A foundational figure in indie rock's dream-pop landscape, crafting hazy, hypnotic guitar anthems with Galaxie 500 and the sophisticated cool of Luna.
Dean Wareham didn't just participate in the American indie rock scene of the late 80s and 90s; he helped define its sound and its sensibility. Born in New Zealand and raised in New York, he co-founded Galaxie 500, a band whose sparse, slow-burning songs became a blueprint for dream pop. After a tense split, he launched Luna, a group that traded Galaxie's vulnerability for a sharper, downtown New York cool, delivering guitar lines that were both intricate and effortlessly catchy. When Luna ended, he forged a creative and romantic partnership with bassist Britta Phillips, scoring films and recording as a duo. Wareham's career is a study in artistic evolution without compromise, his distinctive, deadpan vocal and lyrical wit serving as a constant thread through decades of critically adored music that always prized mood and melody over mainstream appeal.
1946–1964
The largest generation in history at the time. Shaped by postwar prosperity, the Vietnam War, the sexual revolution, and Watergate. They questioned every institution their parents built — then ran them.
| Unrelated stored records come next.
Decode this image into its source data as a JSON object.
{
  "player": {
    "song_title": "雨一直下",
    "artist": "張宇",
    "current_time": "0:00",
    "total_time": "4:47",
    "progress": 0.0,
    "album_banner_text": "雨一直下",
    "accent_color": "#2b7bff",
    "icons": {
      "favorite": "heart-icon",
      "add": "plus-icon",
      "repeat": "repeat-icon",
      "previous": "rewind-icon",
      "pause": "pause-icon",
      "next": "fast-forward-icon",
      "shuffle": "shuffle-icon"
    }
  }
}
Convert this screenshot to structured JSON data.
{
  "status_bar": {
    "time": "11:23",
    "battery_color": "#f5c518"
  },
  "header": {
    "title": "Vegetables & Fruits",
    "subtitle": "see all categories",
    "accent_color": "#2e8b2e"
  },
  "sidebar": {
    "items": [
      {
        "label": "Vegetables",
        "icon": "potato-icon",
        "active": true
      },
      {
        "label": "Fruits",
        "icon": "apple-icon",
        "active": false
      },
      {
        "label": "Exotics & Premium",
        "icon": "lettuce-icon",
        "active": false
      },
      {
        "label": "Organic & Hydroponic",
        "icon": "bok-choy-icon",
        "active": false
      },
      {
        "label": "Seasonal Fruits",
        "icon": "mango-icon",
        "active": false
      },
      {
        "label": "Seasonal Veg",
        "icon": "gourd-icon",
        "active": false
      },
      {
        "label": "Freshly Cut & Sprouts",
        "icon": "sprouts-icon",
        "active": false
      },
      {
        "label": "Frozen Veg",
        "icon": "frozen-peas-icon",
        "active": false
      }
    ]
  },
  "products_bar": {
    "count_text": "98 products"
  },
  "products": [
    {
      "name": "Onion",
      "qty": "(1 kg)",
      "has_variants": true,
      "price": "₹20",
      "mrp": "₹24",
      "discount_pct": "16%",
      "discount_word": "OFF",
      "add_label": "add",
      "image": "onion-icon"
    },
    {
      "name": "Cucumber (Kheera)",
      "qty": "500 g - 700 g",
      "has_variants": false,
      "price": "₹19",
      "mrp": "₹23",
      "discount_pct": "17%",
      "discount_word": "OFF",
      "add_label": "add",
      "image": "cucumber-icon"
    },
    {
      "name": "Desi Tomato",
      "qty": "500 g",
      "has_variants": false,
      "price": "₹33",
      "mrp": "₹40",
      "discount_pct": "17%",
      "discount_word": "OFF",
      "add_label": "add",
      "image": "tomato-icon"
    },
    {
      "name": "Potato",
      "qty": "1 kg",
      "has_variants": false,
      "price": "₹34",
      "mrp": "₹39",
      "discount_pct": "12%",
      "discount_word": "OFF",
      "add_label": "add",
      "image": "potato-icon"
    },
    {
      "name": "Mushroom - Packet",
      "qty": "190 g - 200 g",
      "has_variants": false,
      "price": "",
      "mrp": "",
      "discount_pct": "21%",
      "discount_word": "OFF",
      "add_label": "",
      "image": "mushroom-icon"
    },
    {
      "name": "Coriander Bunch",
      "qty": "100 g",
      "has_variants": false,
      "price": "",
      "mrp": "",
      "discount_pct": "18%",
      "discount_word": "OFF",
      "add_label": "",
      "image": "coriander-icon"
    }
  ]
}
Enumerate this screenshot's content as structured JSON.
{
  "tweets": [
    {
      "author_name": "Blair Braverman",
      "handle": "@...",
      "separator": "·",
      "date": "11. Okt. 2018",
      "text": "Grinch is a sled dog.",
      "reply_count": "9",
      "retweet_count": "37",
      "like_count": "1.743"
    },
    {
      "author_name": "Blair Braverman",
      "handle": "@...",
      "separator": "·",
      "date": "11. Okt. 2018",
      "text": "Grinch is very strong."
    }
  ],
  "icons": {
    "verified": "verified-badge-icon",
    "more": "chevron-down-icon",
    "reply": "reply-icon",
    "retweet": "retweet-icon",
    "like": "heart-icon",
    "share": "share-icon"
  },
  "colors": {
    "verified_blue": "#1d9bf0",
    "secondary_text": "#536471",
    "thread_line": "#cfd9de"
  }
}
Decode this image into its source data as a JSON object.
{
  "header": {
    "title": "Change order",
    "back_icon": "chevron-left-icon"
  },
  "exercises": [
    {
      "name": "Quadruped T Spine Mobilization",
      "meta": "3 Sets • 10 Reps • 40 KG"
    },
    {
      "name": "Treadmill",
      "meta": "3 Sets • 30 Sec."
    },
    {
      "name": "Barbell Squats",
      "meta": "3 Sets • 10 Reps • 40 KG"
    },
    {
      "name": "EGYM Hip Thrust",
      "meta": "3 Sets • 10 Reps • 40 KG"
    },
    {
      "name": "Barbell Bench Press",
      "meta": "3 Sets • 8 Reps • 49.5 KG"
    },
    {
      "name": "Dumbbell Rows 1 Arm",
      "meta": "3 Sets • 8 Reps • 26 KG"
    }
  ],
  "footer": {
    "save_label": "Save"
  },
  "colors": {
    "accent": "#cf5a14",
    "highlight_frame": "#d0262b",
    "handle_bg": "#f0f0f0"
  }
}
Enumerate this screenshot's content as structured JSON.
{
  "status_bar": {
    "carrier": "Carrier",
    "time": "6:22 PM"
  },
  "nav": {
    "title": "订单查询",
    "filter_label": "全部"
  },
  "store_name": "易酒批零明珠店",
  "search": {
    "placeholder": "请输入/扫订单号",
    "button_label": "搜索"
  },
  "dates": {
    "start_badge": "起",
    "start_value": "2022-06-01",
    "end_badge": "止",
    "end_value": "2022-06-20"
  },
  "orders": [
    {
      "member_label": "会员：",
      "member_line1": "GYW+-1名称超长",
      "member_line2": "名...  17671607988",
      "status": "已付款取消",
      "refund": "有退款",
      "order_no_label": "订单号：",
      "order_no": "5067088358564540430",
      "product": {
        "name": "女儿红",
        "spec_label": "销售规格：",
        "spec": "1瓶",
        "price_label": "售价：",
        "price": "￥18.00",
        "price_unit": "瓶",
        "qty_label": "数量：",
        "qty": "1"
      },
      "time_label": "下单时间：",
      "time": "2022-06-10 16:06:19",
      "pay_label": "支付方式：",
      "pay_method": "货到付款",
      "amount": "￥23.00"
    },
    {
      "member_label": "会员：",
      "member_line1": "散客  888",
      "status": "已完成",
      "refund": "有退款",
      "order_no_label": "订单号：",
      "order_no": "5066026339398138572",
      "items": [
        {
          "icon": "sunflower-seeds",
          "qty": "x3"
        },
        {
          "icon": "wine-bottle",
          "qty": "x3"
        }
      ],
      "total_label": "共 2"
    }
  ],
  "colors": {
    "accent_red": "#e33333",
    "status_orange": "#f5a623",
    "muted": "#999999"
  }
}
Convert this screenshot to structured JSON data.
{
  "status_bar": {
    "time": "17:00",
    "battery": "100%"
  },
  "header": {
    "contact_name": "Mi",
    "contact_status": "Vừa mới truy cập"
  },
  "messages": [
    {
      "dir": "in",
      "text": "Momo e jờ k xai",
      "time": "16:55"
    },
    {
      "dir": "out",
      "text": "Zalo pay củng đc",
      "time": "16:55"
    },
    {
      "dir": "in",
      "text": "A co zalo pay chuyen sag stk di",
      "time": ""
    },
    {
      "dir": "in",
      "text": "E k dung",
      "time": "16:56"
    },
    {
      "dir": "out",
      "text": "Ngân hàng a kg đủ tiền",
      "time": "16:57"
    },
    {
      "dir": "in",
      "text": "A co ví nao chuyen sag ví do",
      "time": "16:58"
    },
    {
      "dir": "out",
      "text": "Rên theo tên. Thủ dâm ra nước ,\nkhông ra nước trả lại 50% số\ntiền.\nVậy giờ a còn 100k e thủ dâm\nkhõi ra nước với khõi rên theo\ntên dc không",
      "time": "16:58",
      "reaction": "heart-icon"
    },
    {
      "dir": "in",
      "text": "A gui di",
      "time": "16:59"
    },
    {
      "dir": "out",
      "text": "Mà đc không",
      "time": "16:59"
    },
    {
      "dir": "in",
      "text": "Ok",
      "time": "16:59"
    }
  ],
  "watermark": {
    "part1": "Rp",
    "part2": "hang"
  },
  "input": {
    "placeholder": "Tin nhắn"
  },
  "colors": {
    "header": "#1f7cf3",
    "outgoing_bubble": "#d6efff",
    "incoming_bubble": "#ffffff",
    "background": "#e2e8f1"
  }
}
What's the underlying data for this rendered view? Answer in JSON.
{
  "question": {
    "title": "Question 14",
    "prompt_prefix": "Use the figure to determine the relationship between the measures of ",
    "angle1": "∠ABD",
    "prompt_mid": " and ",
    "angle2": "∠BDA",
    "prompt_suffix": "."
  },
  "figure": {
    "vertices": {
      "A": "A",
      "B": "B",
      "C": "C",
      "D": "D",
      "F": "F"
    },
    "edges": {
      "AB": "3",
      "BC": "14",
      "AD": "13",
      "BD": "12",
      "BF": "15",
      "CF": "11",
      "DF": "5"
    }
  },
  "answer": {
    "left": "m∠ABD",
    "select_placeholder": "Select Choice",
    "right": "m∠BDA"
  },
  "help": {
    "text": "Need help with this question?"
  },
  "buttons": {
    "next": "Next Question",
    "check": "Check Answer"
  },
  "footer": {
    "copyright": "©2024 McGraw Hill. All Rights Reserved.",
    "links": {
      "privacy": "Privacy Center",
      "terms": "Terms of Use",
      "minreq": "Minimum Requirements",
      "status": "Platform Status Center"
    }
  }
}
Dean was born in 1963, placing them squarely in the Baby Boomers. The events that shaped this generation — postwar prosperity, civil rights, Vietnam, and the counterculture — shaped the world they entered and the choices available to them.
The biggest hits of 1963
#1 Movie
Cleopatra
Best Picture
Tom Jones
#1 TV Show
Beverly Hillbillies
The world at every milestone
JFK assassinated in Dallas; Martin Luther King's 'I Have a Dream' speech
Martin Luther King Jr. and Robert Kennedy assassinated
Apple Computer founded; US bicentennial
Iran hostage crisis begins; Three Mile Island accident
MTV launches; first Space Shuttle flight; AIDS identified
Apple Macintosh introduced
European Union officially established
US invades Iraq; Human Genome Project completed
Edward Snowden reveals NSA surveillance programs
ChatGPT goes mainstream; Israel-Hamas war begins
He was born in Wellington, New Zealand, and moved to New York City when he was twelve.
He studied philosophy at Harvard University before pursuing music full-time.
The name 'Galaxie 500' was taken from a friend's car, a Ford Galaxie 500.
He has a minor acting role in the film 'I Shot Andy Warhol' (1996).
“I like songs that are sad and beautiful at the same time.”